In terms of performance, I'm happy to do any benchmarking you'd need. The library itself already boasts some impressive benchmarks, and we've been using json0 with deep equality checking in Production for 3 years now and we've not run into any noticeable issues.

If this functionality is truly something you don't want in json0, that's fine. I just think it's a shame, given:

• there are todos in the code to add this functionality
• without this, the type isn't guaranteed to be invertible
• in my personal experience, some frontend JS frameworks have been quite naughty about mutating objects they don't own (I know AngularJS 1 used to add $$hash keys to our ShareDB doc data, which we had to make sure we stripped out when setting od)
• these checks have helped us catch a bunch of bugs, both in our own code, as well as the path issue I recently raised

[nornagon]

17%? that's a bit surprising, the code of fast-deep-equal looks smaller than that. + it looks like if we don't include the react/es6 versions of it, we won't get any unnecessary checks for weird react junk or Sets/Maps/etc. which we don't expect in any case.

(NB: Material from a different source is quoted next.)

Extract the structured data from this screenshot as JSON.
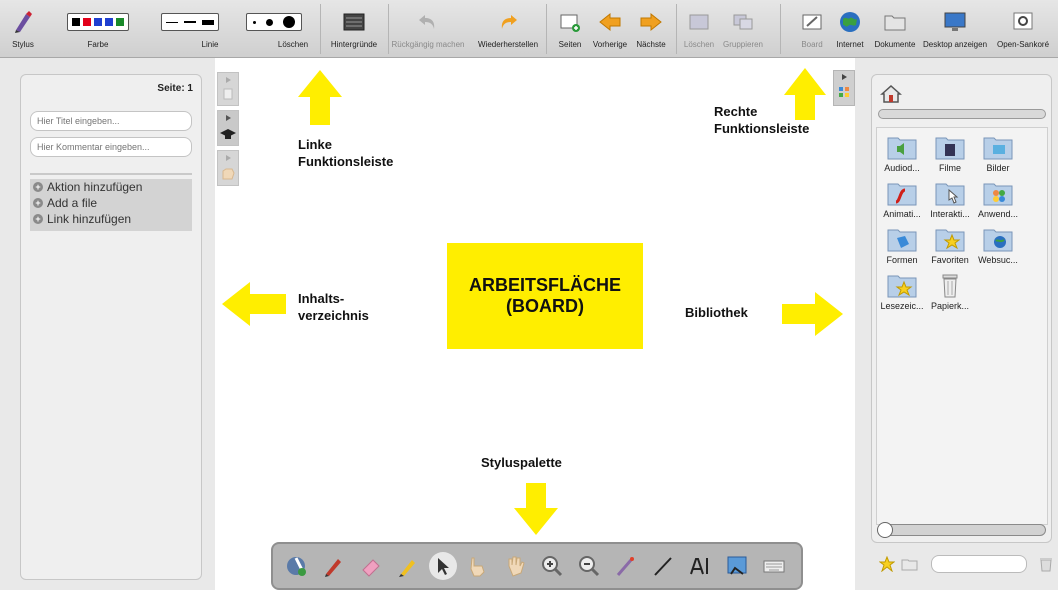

If you've used this in production and both (a) haven't found performance issues with it and (b) it's discovered real bugs for you, then that seems like good justification to merge this. Just want to get clarification on the code size thing :)

[alecgibson]

17% is hopefully a worst-case — I based it on the unpackaged size quoted on npm.com (13kB) without any tree-shaking. It's hard to actually say the "real" impact, just because it depends on the tree-shaking of the consumer (eg if they're already using fast-deep-equals, then there's no impact at all).

(As a side-note, we're currently packaging the test/ folder, which we can exclude if we want to get the package size down further)

[alecgibson]

(NB: I just noticed that the fast-deep-equal package has received a major bump since I first opened this PR, so I've bumped it. The breaks don't affect us).